• çok yakın bir abimin başından geçenleri aynen alıp rica üzerine paylaşıyorum .

    yaşanan gelişmeler aşağıya editlenmektedir/editlenecektir.

    12.12.2019 tarihli edit :
    olayla ilgili diyarbakır cumhuriyet başsavcılığı’nca yürütülen soruşturma devam etmektedir. biz de süreci anbean takip ediyoruz. soruşturma süreci tamamlandığı an bu başlıkta bütün bilgileri paylaşacağız. 26.07.2019 tarihindeki görüşmemizde tarafımıza 'iç teftişlerini yapacaklarını ve bunun sonucunu ileteceklerini' söyleyen teb yetkililerinden olayın üzerinden 6 ay geçmesine rağmen hiçbir aydınlatıcı bilgi gelmemiştir. bu süreçte bize desteklerini sunmaya devam eden herkese tekrar teşekkürlerimizi sunuyoruz.
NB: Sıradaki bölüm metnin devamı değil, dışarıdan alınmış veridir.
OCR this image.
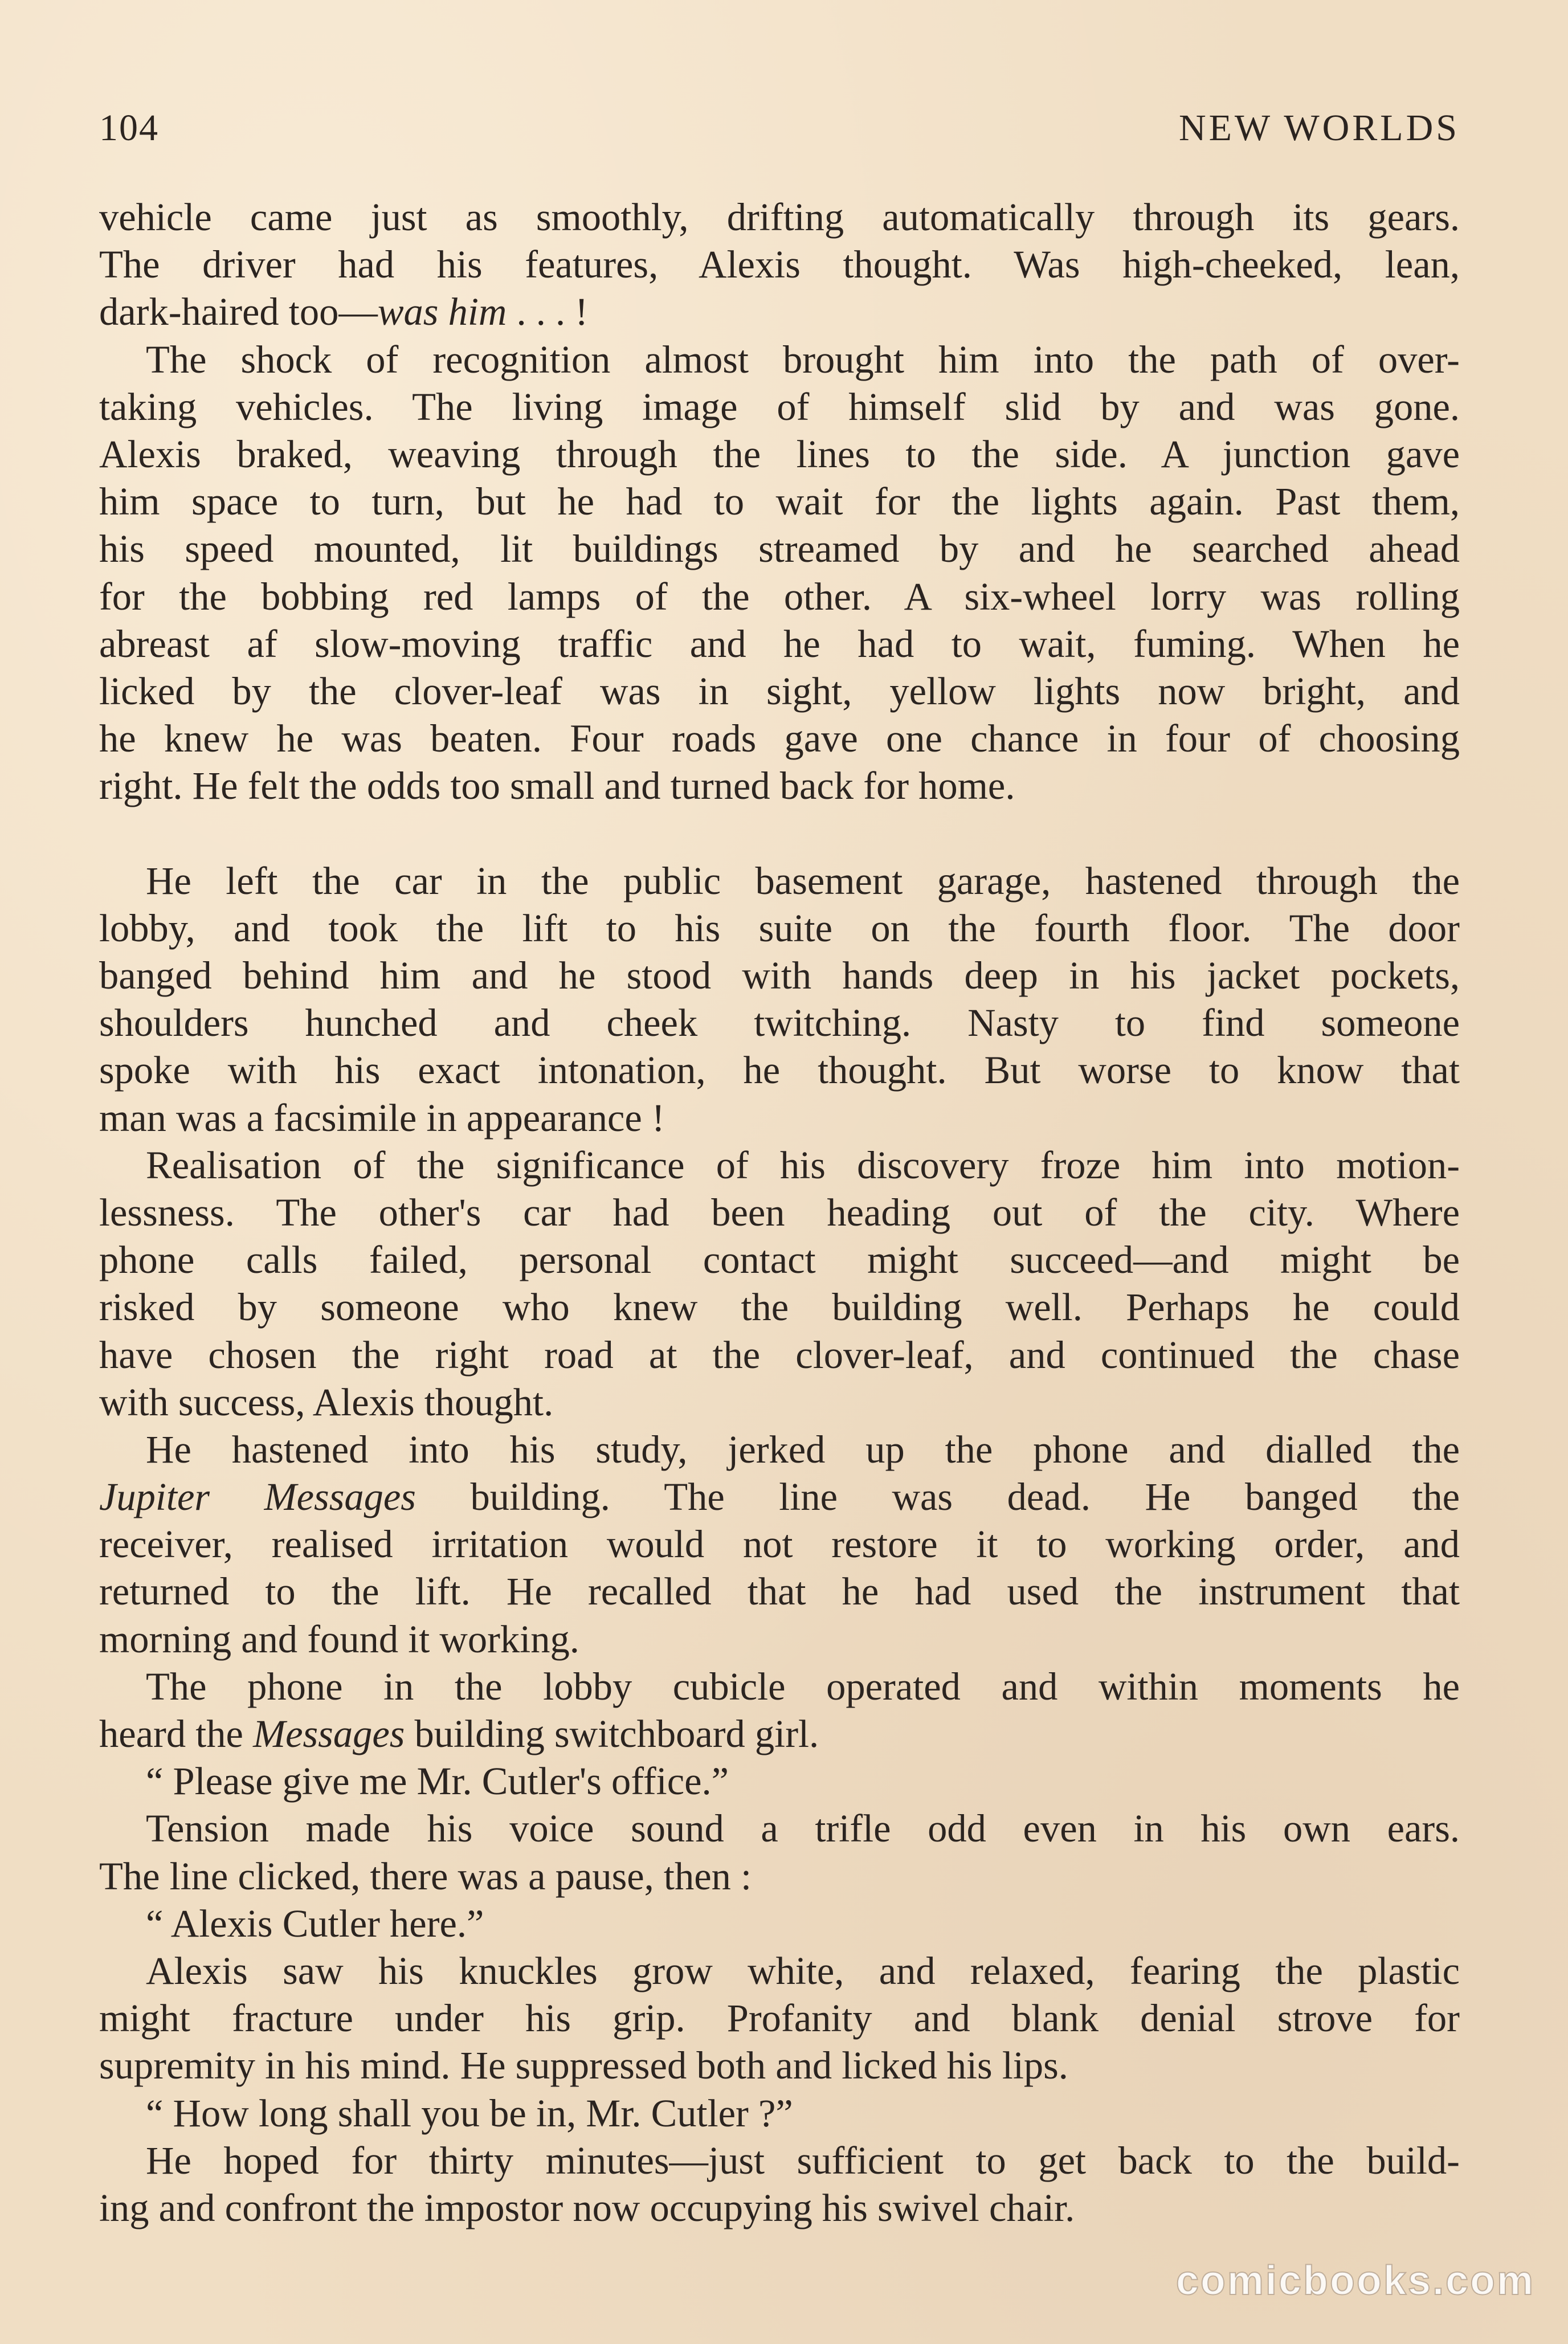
104	NEW WORLDS
vehicle came just as smoothly, drifting automatically through its gears.
The driver had his features, Alexis thought. Was high-cheeked, lean,
dark-haired too—was him . . . !
The shock of recognition almost brought him into the path of over-
taking vehicles. The living image of himself slid by and was gone.
Alexis braked, weaving through the lines to the side. A junction gave
him space to turn, but he had to wait for the lights again. Past them,
his speed mounted, lit buildings streamed by and he searched ahead
for the bobbing red lamps of the other. A six-wheel lorry was rolling
abreast af slow-moving traffic and he had to wait, fuming. When he
licked by the clover-leaf was in sight, yellow lights now bright, and
he knew he was beaten. Four roads gave one chance in four of choosing
right. He felt the odds too small and turned back for home.
He left the car in the public basement garage, hastened through the
lobby, and took the lift to his suite on the fourth floor. The door
banged behind him and he stood with hands deep in his jacket pockets,
shoulders hunched and cheek twitching. Nasty to find someone
spoke with his exact intonation, he thought. But worse to know that
man was a facsimile in appearance !
Realisation of the significance of his discovery froze him into motion-
lessness. The other's car had been heading out of the city. Where
phone calls failed, personal contact might succeed—and might be
risked by someone who knew the building well. Perhaps he could
have chosen the right road at the clover-leaf, and continued the chase
with success, Alexis thought.
He hastened into his study, jerked up the phone and dialled the
Jupiter Messages building. The line was dead. He banged the
receiver, realised irritation would not restore it to working order, and
returned to the lift. He recalled that he had used the instrument that
morning and found it working.
The phone in the lobby cubicle operated and within moments he
heard the Messages building switchboard girl.
“ Please give me Mr. Cutler's office.”
Tension made his voice sound a trifle odd even in his own ears.
The line clicked, there was a pause, then :
“ Alexis Cutler here.”
Alexis saw his knuckles grow white, and relaxed, fearing the plastic
might fracture under his grip. Profanity and blank denial strove for
supremity in his mind. He suppressed both and licked his lips.
“ How long shall you be in, Mr. Cutler ?”
He hoped for thirty minutes—just sufficient to get back to the build-
ing and confront the impostor now occupying his swivel chair.
comicbooks.com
    08.08.2019 tarihli edit:
    " 13 gün önce, size de iletmiş olduğumuz görüşmede, 'iç teftişlerini yapacaklarını ve bunun sonucunu ileteceklerini' söyleyen teb yetkililerinden, olayın üzerinden 6 hafta geçmesine rağmen hiçbir aydınlatıcı bilgi gelmemiştir. bu konuda, herhangi bir gelişme olması durumunda sizinle de paylaşıyor olacağız. desteğiniz için teşekkür ederiz."

    26.07.2019 tarihli edit:

    ”sevgili sözlük, elimizde aklınızdaki soru işaretlerini giderecek birçok belge bulunmasına rağmen tekrar belirtiyorum ki halihazırda devam eden savcılık soruşturma süreci nedeniyle bunları paylaşamamaktayım. nitekim bunlar zaten sır değil savcılık dosyasında olan belgelerdir ve tarafımızda birer örnekleri bulunmaktadır.
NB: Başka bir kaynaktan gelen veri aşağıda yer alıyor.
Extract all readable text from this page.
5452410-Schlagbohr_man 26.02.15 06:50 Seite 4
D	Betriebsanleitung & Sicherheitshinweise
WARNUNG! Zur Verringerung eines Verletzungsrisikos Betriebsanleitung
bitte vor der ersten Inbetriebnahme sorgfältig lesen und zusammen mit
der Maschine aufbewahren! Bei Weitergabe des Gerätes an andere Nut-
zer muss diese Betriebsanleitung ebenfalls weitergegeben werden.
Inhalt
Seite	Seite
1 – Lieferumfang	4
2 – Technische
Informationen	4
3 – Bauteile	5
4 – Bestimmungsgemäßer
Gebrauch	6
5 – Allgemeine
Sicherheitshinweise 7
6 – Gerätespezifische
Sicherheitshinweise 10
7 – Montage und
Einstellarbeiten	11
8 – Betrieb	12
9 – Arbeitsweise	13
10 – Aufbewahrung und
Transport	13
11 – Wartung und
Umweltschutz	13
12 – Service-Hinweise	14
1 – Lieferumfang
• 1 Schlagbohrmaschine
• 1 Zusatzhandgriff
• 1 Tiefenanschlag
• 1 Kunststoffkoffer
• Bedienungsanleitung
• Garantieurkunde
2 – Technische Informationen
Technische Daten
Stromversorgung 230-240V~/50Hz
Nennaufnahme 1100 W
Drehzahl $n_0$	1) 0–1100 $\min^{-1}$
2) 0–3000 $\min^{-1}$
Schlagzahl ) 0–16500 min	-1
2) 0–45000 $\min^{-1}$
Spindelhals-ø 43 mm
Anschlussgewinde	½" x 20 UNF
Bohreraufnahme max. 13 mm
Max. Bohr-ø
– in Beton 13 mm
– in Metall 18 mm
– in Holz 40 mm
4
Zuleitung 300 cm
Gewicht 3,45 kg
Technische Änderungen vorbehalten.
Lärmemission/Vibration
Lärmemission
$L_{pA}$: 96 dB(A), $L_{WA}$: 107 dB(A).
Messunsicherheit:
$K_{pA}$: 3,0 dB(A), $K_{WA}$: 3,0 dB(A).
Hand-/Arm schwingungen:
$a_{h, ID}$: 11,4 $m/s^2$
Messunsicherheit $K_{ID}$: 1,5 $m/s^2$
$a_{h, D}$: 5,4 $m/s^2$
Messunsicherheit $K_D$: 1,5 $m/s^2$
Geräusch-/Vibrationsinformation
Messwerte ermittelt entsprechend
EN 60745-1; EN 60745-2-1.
    25.07.2019 (işbu başlık sözlükte oluşturulduktan bir gün sonrası) tarihinde söz konusu şube müdürü şahsımı arayarak genel müdürlükten yetkililerin randevu talebi olduğunu tarafıma iletmesi üzerine; bu talebe olumlu karşılık vererek 26.07.2019 (bu sabah) farklı departmanlardan yetkili 5 kişi ile avukatımın ofisinde bir görüşme gerçekleştirdik.
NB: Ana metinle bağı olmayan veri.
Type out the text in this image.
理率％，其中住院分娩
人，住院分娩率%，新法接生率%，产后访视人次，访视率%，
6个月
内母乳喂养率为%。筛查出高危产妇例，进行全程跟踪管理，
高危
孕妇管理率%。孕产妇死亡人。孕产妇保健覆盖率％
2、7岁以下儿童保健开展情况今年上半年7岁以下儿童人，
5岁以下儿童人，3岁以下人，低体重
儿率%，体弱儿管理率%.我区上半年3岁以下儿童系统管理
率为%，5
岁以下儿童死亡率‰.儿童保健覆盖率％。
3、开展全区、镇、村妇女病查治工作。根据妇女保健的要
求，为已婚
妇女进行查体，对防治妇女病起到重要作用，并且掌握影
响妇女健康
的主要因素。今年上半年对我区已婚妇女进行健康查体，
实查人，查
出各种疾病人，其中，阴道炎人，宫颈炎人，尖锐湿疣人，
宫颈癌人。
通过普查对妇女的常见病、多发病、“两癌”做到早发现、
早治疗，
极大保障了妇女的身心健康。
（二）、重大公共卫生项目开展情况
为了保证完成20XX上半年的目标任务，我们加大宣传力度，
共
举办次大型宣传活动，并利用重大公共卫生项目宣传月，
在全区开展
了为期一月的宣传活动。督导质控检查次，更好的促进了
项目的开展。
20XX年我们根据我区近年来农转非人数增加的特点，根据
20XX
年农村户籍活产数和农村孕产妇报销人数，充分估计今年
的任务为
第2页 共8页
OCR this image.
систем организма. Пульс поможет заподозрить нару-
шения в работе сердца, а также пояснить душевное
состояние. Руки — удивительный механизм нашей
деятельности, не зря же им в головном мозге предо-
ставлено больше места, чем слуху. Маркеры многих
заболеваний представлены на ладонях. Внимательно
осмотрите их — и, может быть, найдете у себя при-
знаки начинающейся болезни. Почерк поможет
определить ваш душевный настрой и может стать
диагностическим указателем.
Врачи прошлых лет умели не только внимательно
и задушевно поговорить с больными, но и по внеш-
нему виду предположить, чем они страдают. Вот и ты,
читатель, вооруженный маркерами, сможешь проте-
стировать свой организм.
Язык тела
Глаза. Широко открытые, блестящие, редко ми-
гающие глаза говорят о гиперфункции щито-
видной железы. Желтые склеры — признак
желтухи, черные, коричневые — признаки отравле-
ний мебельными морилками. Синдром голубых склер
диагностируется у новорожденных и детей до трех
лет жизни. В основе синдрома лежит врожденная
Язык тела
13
    olayla ilgili olarak ekşisözlük aracılığı ile kamuoyu yaratıldıktan sonra ( yani olayın öğrenilmesinden tam bir ay sonra) ancak fiili bir banka iç soruşturma sürecine başladıklarını düşünmekle beraber bu görüşmenin; zararımın giderilmesine yönelik somut bir adım atılmasından ziyade şahsımı sakinleştirmek, ortalığı yatıştırmak, oyalamak, zaman kazanmak, olayın gündemden düşürülmesi ve yaşadıkları itibar kaybını minimuma indirebilmek amacıyla gerçekleştirildiğini anlamış bulunmaktayım. kendilerine 32 gündür nerede olduklarını sormam üzerine hiçbir yanıt alamadığımı da önemle belirtirim. bizzat görüşmeye gelen yetkililerin yüzlerine karşı da kendilerini güvenilir bulmadığımı, maddi gerçeğin ortaya çıkarılmasından ziyade olayın kamuoyunda yol açtığı itibar kaybının telafi edilmesine yönelik sıradan bir görüşme olduğunu ifade ettim. görüşmenin belki de tek olumlu yanı da bizzat muhatapların yüzlerine karşı görüşlerimi açıkça beyan etmem oldu.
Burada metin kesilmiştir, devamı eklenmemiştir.